4.2.7. Financial support and financial conflicts of interest

In the context of commercial exergames, financial support of the studies and financial conflicts of interest of the study authors could be of relevance. Concerning financial support, one study (5%) indicated no funding yet received three exergaming devices from the manufacturer (Zadro et al., 2019), and two studies (10%) received no funding (Prosperini et al., 2013; Ambrosino et al., 2020).

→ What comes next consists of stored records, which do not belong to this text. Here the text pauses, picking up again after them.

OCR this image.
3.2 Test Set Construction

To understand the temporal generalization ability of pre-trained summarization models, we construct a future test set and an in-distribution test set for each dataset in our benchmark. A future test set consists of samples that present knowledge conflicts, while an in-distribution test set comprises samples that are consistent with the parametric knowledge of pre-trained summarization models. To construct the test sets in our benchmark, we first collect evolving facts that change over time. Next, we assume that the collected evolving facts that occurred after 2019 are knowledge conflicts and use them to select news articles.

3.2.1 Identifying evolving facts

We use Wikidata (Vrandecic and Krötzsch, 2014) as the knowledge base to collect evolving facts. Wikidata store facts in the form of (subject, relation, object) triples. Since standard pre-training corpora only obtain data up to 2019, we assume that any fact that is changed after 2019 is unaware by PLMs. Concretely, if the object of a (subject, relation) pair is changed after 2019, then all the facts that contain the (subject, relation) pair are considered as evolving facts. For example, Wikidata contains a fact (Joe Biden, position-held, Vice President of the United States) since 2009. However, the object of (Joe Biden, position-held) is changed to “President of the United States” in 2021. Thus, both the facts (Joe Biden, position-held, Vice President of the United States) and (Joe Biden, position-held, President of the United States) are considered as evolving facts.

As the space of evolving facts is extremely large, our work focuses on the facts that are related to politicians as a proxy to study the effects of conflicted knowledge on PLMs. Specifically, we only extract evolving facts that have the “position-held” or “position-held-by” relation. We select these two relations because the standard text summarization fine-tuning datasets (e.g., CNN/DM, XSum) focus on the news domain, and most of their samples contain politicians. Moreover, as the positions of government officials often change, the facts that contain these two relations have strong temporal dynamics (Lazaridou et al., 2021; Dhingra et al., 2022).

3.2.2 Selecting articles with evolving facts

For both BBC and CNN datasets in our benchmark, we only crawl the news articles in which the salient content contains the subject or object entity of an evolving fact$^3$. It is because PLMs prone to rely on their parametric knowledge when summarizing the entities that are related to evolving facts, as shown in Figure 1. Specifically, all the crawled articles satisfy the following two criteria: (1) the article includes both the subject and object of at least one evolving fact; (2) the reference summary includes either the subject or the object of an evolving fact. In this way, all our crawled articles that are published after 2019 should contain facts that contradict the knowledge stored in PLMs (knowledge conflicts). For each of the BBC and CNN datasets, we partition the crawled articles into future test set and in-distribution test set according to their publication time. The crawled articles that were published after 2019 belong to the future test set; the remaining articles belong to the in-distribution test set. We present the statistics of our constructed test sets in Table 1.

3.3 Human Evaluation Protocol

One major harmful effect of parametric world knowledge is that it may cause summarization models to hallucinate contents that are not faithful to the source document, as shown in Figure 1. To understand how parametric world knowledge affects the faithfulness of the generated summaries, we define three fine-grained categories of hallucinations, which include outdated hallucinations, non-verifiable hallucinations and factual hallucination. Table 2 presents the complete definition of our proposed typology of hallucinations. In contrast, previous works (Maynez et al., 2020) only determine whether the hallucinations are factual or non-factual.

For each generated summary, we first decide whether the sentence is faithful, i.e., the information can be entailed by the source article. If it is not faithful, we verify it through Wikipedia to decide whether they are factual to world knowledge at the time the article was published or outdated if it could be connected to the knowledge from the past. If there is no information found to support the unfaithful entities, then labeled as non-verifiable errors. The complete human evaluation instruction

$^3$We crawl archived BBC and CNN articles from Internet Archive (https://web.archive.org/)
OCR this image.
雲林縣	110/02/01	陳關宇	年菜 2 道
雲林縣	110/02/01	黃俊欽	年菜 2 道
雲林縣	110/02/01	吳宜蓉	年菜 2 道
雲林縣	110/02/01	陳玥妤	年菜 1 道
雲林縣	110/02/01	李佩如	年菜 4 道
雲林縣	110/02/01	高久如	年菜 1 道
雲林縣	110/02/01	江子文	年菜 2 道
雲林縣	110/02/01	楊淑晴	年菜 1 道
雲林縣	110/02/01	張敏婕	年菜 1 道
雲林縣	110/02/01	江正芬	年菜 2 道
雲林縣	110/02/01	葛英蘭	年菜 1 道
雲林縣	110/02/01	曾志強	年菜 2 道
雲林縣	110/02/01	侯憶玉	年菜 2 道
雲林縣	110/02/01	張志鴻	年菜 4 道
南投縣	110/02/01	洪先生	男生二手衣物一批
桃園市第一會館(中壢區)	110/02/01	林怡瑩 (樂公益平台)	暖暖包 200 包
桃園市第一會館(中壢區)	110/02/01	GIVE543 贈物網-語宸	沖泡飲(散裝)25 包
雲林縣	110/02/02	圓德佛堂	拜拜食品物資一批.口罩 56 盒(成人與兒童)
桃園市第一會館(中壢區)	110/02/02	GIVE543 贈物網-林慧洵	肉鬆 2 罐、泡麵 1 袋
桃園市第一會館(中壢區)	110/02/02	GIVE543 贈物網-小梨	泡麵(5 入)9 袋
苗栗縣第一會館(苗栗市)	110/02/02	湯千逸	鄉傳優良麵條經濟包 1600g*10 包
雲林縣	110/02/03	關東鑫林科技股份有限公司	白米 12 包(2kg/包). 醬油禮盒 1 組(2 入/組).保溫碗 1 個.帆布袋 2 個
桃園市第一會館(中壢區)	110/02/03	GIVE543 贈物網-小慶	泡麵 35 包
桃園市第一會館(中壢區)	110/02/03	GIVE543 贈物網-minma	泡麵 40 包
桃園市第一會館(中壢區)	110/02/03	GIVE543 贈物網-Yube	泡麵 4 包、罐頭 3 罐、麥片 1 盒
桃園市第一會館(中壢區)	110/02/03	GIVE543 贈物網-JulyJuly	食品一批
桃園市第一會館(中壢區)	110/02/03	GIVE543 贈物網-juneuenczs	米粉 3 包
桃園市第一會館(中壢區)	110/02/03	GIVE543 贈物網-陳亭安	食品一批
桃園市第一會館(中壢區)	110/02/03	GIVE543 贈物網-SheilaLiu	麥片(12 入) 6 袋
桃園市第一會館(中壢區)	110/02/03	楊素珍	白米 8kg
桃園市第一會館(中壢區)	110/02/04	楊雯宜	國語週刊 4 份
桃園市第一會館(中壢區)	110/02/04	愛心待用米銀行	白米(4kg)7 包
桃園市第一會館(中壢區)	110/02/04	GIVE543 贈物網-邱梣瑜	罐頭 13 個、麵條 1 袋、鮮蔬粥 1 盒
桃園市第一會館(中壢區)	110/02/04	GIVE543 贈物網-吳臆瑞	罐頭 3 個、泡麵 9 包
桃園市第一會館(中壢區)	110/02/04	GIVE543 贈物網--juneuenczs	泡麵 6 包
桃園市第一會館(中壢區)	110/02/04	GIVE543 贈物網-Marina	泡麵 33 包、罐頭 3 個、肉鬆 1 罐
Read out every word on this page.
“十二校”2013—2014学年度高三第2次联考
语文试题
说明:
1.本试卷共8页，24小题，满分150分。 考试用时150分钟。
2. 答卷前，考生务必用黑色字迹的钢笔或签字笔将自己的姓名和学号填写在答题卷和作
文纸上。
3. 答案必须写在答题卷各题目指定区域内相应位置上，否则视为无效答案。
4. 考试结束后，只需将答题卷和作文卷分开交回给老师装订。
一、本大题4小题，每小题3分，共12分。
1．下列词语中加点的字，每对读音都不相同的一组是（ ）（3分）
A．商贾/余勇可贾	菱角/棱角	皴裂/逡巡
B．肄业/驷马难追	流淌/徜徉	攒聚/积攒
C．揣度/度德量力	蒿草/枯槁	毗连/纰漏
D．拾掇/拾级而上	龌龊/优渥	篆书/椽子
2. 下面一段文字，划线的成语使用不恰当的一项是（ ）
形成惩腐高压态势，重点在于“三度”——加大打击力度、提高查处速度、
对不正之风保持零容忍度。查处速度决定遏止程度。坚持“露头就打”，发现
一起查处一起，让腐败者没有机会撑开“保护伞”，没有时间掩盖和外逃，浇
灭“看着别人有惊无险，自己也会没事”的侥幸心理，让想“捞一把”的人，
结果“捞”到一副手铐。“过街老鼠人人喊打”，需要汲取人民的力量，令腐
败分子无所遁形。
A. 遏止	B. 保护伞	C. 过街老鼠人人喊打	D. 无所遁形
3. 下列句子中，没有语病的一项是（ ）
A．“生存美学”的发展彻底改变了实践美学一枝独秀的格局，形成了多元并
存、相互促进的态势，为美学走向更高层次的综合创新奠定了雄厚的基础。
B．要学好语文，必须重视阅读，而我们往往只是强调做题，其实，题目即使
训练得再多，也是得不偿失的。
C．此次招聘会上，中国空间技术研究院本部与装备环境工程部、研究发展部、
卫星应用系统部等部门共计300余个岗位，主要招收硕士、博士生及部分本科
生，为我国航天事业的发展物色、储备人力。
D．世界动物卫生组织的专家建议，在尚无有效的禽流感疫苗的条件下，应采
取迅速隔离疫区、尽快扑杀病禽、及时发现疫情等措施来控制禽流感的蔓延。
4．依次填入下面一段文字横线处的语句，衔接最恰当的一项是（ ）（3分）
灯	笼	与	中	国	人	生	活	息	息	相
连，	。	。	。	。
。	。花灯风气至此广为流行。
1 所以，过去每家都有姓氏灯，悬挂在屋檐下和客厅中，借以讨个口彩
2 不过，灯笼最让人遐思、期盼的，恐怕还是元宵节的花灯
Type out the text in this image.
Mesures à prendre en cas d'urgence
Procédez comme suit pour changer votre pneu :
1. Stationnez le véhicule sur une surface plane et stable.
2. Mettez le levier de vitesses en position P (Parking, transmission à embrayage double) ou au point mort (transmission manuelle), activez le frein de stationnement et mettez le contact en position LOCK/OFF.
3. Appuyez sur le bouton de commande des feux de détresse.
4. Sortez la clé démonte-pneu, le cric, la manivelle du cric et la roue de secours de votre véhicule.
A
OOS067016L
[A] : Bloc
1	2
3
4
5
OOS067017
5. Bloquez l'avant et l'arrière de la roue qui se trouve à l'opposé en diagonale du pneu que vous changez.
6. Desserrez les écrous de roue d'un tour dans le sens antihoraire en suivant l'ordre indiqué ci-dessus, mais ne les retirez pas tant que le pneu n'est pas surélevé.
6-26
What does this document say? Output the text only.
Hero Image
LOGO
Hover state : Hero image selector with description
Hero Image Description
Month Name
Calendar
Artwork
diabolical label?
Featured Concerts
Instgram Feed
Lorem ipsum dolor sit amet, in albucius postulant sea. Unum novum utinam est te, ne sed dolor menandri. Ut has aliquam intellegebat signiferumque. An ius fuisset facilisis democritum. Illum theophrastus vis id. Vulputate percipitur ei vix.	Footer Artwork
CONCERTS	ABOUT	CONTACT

The remaining 17 studies (85%) received public funding from universities or other institutions (Meldrum et al., 2015; Punt et al., 2016; Sajid et al., 2016; Zondervan et al., 2016; Adie et al., 2017; Imam et al., 2017; Thomas et al., 2017; Golla et al., 2018; Tefertiller et al., 2019; Villumsen et al., 2019; Yacoby et al., 2019; Yuen et al., 2019; Sanders et al., 2020, 2022; Jaarsma et al., 2021a; Zahedian-Nasab et al., 2021; Tao et al., 2022). A financial conflict of interest was declared by authors of two studies (10%) regarding the manufacturers of the exergaming device (Zondervan et al., 2016; Sanders et al., 2022), and authors of one study (5%) declared a conflict of interest concerning healthcare and pharmaceutical companies (Prosperini et al., 2013). Three studies (15%) contained no information on competing interests (Punt et al., 2016; Yacoby et al., 2019; Yuen et al., 2019), and the remaining 14 studies (70%) declared no conflict of interest (Meldrum et al., 2015; Sajid et al., 2016; Adie et al., 2017; Imam et al., 2017; Thomas et al., 2017; Golla et al., 2018; Tefertiller et al., 2019; Villumsen et al., 2019; Zadro et al., 2019; Ambrosino et al., 2020; Sanders et al., 2020; Jaarsma et al., 2021a; Zahedian-Nasab et al., 2021; Tao et al., 2022). Overall, most studies received financial support in terms of public funding and most authors reported no competing interests.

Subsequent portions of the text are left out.